Отдыхаем лишь в часы приёма пищи. Сакральные минуты! Здесь включается искусственная сила тяжести. Отечественная разработка, не имеющая аналогов в мире. Говорят, на западе ахнули, когда узнали. Миллиарды обещали заплатить, но нет, накося, выкуси!
Включается она по команде вахтенного: внимание, весомость! На эти полчаса мы становимся людьми. Можно поставить чашку на стол! Не примагниченную, а просто так! Чудо. Мы кипятим воду в чайнике «Тайга», строго по норме – 250 миллилитров на человека, полтора литра на всю команду, и завтракаем, обедаем или ужинаем. Меню циклическое, как смена дежурств.

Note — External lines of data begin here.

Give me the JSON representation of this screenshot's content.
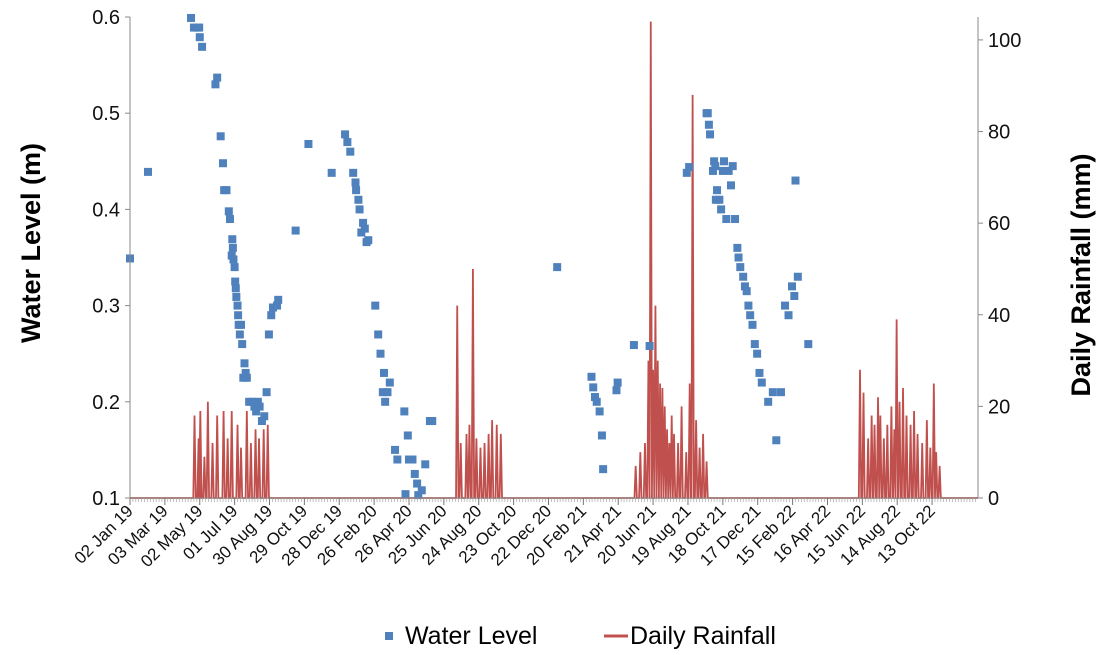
{
  "chart_data": {
    "type": "scatter+line",
    "x_start_date": "2019-01-02",
    "x_end_date": "2022-12-31",
    "x_tick_labels": [
      "02 Jan 19",
      "03 Mar 19",
      "02 May 19",
      "01 Jul 19",
      "30 Aug 19",
      "29 Oct 19",
      "28 Dec 19",
      "26 Feb 20",
      "26 Apr 20",
      "25 Jun 20",
      "24 Aug 20",
      "23 Oct 20",
      "22 Dec 20",
      "20 Feb 21",
      "21 Apr 21",
      "20 Jun 21",
      "19 Aug 21",
      "18 Oct 21",
      "17 Dec 21",
      "15 Feb 22",
      "16 Apr 22",
      "15 Jun 22",
      "14 Aug 22",
      "13 Oct 22"
    ],
    "ylabel_left": "Water Level (m)",
    "ylabel_right": "Daily Rainfall (mm)",
    "ylim_left": [
      0.1,
      0.6
    ],
    "ylim_right": [
      0,
      105
    ],
    "yticks_left": [
      "0.1",
      "0.2",
      "0.3",
      "0.4",
      "0.5",
      "0.6"
    ],
    "yticks_right": [
      "0",
      "20",
      "40",
      "60",
      "80",
      "100"
    ],
    "legend": {
      "position": "bottom",
      "items": [
        "Water Level",
        "Daily Rainfall"
      ]
    },
    "colors": {
      "water_level": "#4F81BD",
      "rainfall": "#C0504D"
    },
    "series": [
      {
        "name": "Water Level",
        "axis": "left",
        "points": [
          [
            "2019-01-02",
            0.349
          ],
          [
            "2019-02-02",
            0.439
          ],
          [
            "2019-04-17",
            0.599
          ],
          [
            "2019-04-22",
            0.589
          ],
          [
            "2019-04-27",
            0.589
          ],
          [
            "2019-05-02",
            0.579
          ],
          [
            "2019-05-06",
            0.569
          ],
          [
            "2019-05-01",
            0.589
          ],
          [
            "2019-05-29",
            0.53
          ],
          [
            "2019-06-01",
            0.537
          ],
          [
            "2019-06-07",
            0.476
          ],
          [
            "2019-06-11",
            0.448
          ],
          [
            "2019-06-13",
            0.42
          ],
          [
            "2019-06-17",
            0.42
          ],
          [
            "2019-06-21",
            0.398
          ],
          [
            "2019-06-23",
            0.39
          ],
          [
            "2019-06-26",
            0.352
          ],
          [
            "2019-06-27",
            0.369
          ],
          [
            "2019-06-28",
            0.36
          ],
          [
            "2019-06-29",
            0.348
          ],
          [
            "2019-07-01",
            0.34
          ],
          [
            "2019-07-02",
            0.325
          ],
          [
            "2019-07-03",
            0.318
          ],
          [
            "2019-07-04",
            0.309
          ],
          [
            "2019-07-06",
            0.3
          ],
          [
            "2019-07-07",
            0.29
          ],
          [
            "2019-07-08",
            0.28
          ],
          [
            "2019-07-10",
            0.27
          ],
          [
            "2019-07-12",
            0.28
          ],
          [
            "2019-07-14",
            0.26
          ],
          [
            "2019-07-16",
            0.225
          ],
          [
            "2019-07-18",
            0.24
          ],
          [
            "2019-07-20",
            0.23
          ],
          [
            "2019-07-22",
            0.225
          ],
          [
            "2019-07-26",
            0.2
          ],
          [
            "2019-08-01",
            0.2
          ],
          [
            "2019-08-04",
            0.195
          ],
          [
            "2019-08-07",
            0.19
          ],
          [
            "2019-08-10",
            0.2
          ],
          [
            "2019-08-13",
            0.195
          ],
          [
            "2019-08-17",
            0.18
          ],
          [
            "2019-08-21",
            0.185
          ],
          [
            "2019-08-25",
            0.21
          ],
          [
            "2019-08-29",
            0.27
          ],
          [
            "2019-09-02",
            0.29
          ],
          [
            "2019-09-05",
            0.298
          ],
          [
            "2019-09-12",
            0.3
          ],
          [
            "2019-09-14",
            0.306
          ],
          [
            "2019-10-14",
            0.378
          ],
          [
            "2019-11-05",
            0.468
          ],
          [
            "2019-12-15",
            0.438
          ],
          [
            "2020-01-07",
            0.478
          ],
          [
            "2020-01-11",
            0.47
          ],
          [
            "2020-01-16",
            0.46
          ],
          [
            "2020-01-21",
            0.438
          ],
          [
            "2020-01-25",
            0.428
          ],
          [
            "2020-01-26",
            0.42
          ],
          [
            "2020-01-30",
            0.41
          ],
          [
            "2020-02-01",
            0.4
          ],
          [
            "2020-02-04",
            0.376
          ],
          [
            "2020-02-07",
            0.386
          ],
          [
            "2020-02-10",
            0.38
          ],
          [
            "2020-02-13",
            0.366
          ],
          [
            "2020-02-16",
            0.368
          ],
          [
            "2020-02-28",
            0.3
          ],
          [
            "2020-03-04",
            0.27
          ],
          [
            "2020-03-08",
            0.25
          ],
          [
            "2020-03-12",
            0.21
          ],
          [
            "2020-03-16",
            0.2
          ],
          [
            "2020-03-14",
            0.23
          ],
          [
            "2020-03-20",
            0.21
          ],
          [
            "2020-03-24",
            0.22
          ],
          [
            "2020-04-02",
            0.15
          ],
          [
            "2020-04-06",
            0.14
          ],
          [
            "2020-04-18",
            0.19
          ],
          [
            "2020-04-24",
            0.165
          ],
          [
            "2020-04-26",
            0.14
          ],
          [
            "2020-04-20",
            0.104
          ],
          [
            "2020-05-02",
            0.14
          ],
          [
            "2020-05-06",
            0.125
          ],
          [
            "2020-05-10",
            0.115
          ],
          [
            "2020-05-12",
            0.103
          ],
          [
            "2020-05-18",
            0.108
          ],
          [
            "2020-05-24",
            0.135
          ],
          [
            "2020-06-01",
            0.18
          ],
          [
            "2020-06-05",
            0.18
          ],
          [
            "2021-01-06",
            0.34
          ],
          [
            "2021-03-06",
            0.226
          ],
          [
            "2021-03-09",
            0.215
          ],
          [
            "2021-03-12",
            0.205
          ],
          [
            "2021-03-15",
            0.2
          ],
          [
            "2021-03-20",
            0.19
          ],
          [
            "2021-03-24",
            0.165
          ],
          [
            "2021-03-26",
            0.13
          ],
          [
            "2021-04-18",
            0.212
          ],
          [
            "2021-04-20",
            0.22
          ],
          [
            "2021-05-18",
            0.259
          ],
          [
            "2021-06-14",
            0.258
          ],
          [
            "2021-08-17",
            0.438
          ],
          [
            "2021-08-21",
            0.444
          ],
          [
            "2021-09-22",
            0.5
          ],
          [
            "2021-09-24",
            0.488
          ],
          [
            "2021-09-26",
            0.478
          ],
          [
            "2021-09-20",
            0.5
          ],
          [
            "2021-10-01",
            0.44
          ],
          [
            "2021-10-03",
            0.45
          ],
          [
            "2021-10-05",
            0.445
          ],
          [
            "2021-10-06",
            0.41
          ],
          [
            "2021-10-08",
            0.42
          ],
          [
            "2021-10-12",
            0.41
          ],
          [
            "2021-10-15",
            0.4
          ],
          [
            "2021-10-18",
            0.44
          ],
          [
            "2021-10-20",
            0.45
          ],
          [
            "2021-10-24",
            0.39
          ],
          [
            "2021-10-28",
            0.44
          ],
          [
            "2021-11-01",
            0.425
          ],
          [
            "2021-11-04",
            0.445
          ],
          [
            "2021-11-08",
            0.39
          ],
          [
            "2021-11-12",
            0.36
          ],
          [
            "2021-11-14",
            0.35
          ],
          [
            "2021-11-17",
            0.34
          ],
          [
            "2021-11-22",
            0.33
          ],
          [
            "2021-11-25",
            0.32
          ],
          [
            "2021-11-28",
            0.315
          ],
          [
            "2021-12-01",
            0.3
          ],
          [
            "2021-12-04",
            0.29
          ],
          [
            "2021-12-08",
            0.28
          ],
          [
            "2021-12-12",
            0.26
          ],
          [
            "2021-12-16",
            0.25
          ],
          [
            "2021-12-20",
            0.23
          ],
          [
            "2021-12-24",
            0.22
          ],
          [
            "2022-01-04",
            0.2
          ],
          [
            "2022-01-12",
            0.21
          ],
          [
            "2022-01-18",
            0.16
          ],
          [
            "2022-01-26",
            0.21
          ],
          [
            "2022-02-02",
            0.3
          ],
          [
            "2022-02-08",
            0.29
          ],
          [
            "2022-02-14",
            0.32
          ],
          [
            "2022-02-18",
            0.31
          ],
          [
            "2022-02-20",
            0.43
          ],
          [
            "2022-02-24",
            0.33
          ],
          [
            "2022-03-14",
            0.26
          ]
        ]
      },
      {
        "name": "Daily Rainfall",
        "axis": "right",
        "events": [
          [
            "2019-04-23",
            18
          ],
          [
            "2019-04-30",
            13
          ],
          [
            "2019-05-03",
            19
          ],
          [
            "2019-05-10",
            9
          ],
          [
            "2019-05-16",
            21
          ],
          [
            "2019-05-24",
            12
          ],
          [
            "2019-06-01",
            18
          ],
          [
            "2019-06-12",
            19
          ],
          [
            "2019-06-19",
            13
          ],
          [
            "2019-06-26",
            19
          ],
          [
            "2019-07-06",
            16
          ],
          [
            "2019-07-12",
            11
          ],
          [
            "2019-07-22",
            19
          ],
          [
            "2019-07-29",
            12
          ],
          [
            "2019-08-06",
            15
          ],
          [
            "2019-08-12",
            13
          ],
          [
            "2019-08-20",
            15
          ],
          [
            "2019-08-27",
            16
          ],
          [
            "2020-07-18",
            42
          ],
          [
            "2020-07-24",
            12
          ],
          [
            "2020-08-03",
            14
          ],
          [
            "2020-08-08",
            16
          ],
          [
            "2020-08-14",
            50
          ],
          [
            "2020-08-20",
            13
          ],
          [
            "2020-08-27",
            11
          ],
          [
            "2020-09-03",
            12
          ],
          [
            "2020-09-10",
            14
          ],
          [
            "2020-09-16",
            17
          ],
          [
            "2020-09-24",
            16
          ],
          [
            "2020-10-01",
            14
          ],
          [
            "2021-05-21",
            7
          ],
          [
            "2021-05-29",
            10
          ],
          [
            "2021-06-06",
            12
          ],
          [
            "2021-06-12",
            30
          ],
          [
            "2021-06-16",
            104
          ],
          [
            "2021-06-20",
            28
          ],
          [
            "2021-06-24",
            42
          ],
          [
            "2021-06-28",
            30
          ],
          [
            "2021-07-02",
            25
          ],
          [
            "2021-07-06",
            24
          ],
          [
            "2021-07-10",
            20
          ],
          [
            "2021-07-14",
            15
          ],
          [
            "2021-07-18",
            12
          ],
          [
            "2021-07-22",
            18
          ],
          [
            "2021-07-26",
            14
          ],
          [
            "2021-08-02",
            12
          ],
          [
            "2021-08-08",
            20
          ],
          [
            "2021-08-16",
            10
          ],
          [
            "2021-08-22",
            25
          ],
          [
            "2021-08-27",
            88
          ],
          [
            "2021-09-02",
            17
          ],
          [
            "2021-09-08",
            11
          ],
          [
            "2021-09-14",
            14
          ],
          [
            "2021-09-20",
            8
          ],
          [
            "2022-06-11",
            28
          ],
          [
            "2022-06-17",
            23
          ],
          [
            "2022-06-25",
            13
          ],
          [
            "2022-07-01",
            18
          ],
          [
            "2022-07-06",
            16
          ],
          [
            "2022-07-12",
            22
          ],
          [
            "2022-07-16",
            18
          ],
          [
            "2022-07-22",
            13
          ],
          [
            "2022-07-28",
            16
          ],
          [
            "2022-08-04",
            20
          ],
          [
            "2022-08-09",
            15
          ],
          [
            "2022-08-13",
            39
          ],
          [
            "2022-08-18",
            21
          ],
          [
            "2022-08-24",
            24
          ],
          [
            "2022-08-30",
            18
          ],
          [
            "2022-09-06",
            16
          ],
          [
            "2022-09-12",
            19
          ],
          [
            "2022-09-18",
            14
          ],
          [
            "2022-09-26",
            12
          ],
          [
            "2022-10-04",
            17
          ],
          [
            "2022-10-10",
            11
          ],
          [
            "2022-10-16",
            25
          ],
          [
            "2022-10-20",
            10
          ],
          [
            "2022-10-26",
            7
          ]
        ]
      }
    ]
  }
}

На первое у нас либо «Борщок Императорский», либо вермишелевый супчик «Перапёлка» на как бы курином бульоне. Вклад братской Беларуси, да-да, полёт – пример современной международной интеграции в области Космоса. На второе – либо кашка овсяная «Рассвет», либо картофельное пюре «Торопыжка». На третье – кисель «Розовое детство», или чай зелёный, краснодарский.

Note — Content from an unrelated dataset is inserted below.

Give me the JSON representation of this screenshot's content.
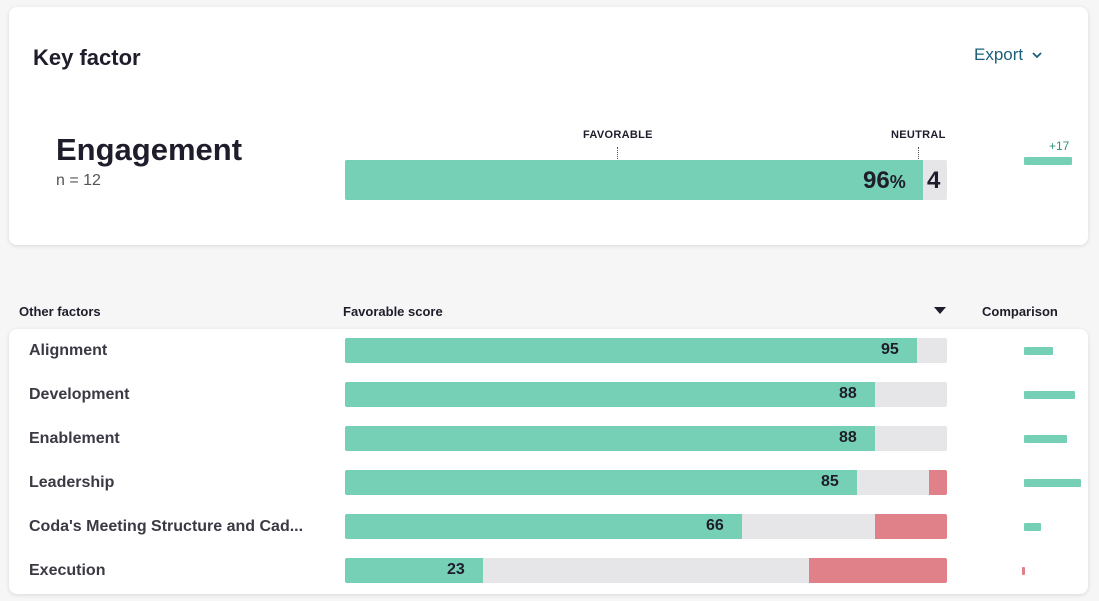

Не ресторанное питание, конечно. Но это же космос, а не ресторан «Прага»! Здесь другие приоритеты. Другие задачи. Здесь мы покоряем просторы, а не меню. Зато – и в этом главное утешение – всё даром. Ни копейки из своего кармана. Государство обеспечивает. Полностью. Борщом Императорским и пластмассовой крысой. Чего еще не хватает для счастья на орбите? Разве что еще одной запятой в романе «Из Пушки на Луну». До конца задания осталось триста страниц. Или десять тысяч запятых? Всё смешалось в моей голове, как ароматы в невесомости. Работаем дальше.
Глава 6
Сегодня мы удалились от Земли на миллион километров. Так далеко человечество ещё не забиралось, автоматические станции не в счёт. По этому поводу выпустили стенгазету: «К звёздам!». Командир велел, да. Выдал лист ватмана, тушь, фломастеры и прочие письменные принадлежности. Убрали крошки со стола, распределили обязанности, и работа закипела.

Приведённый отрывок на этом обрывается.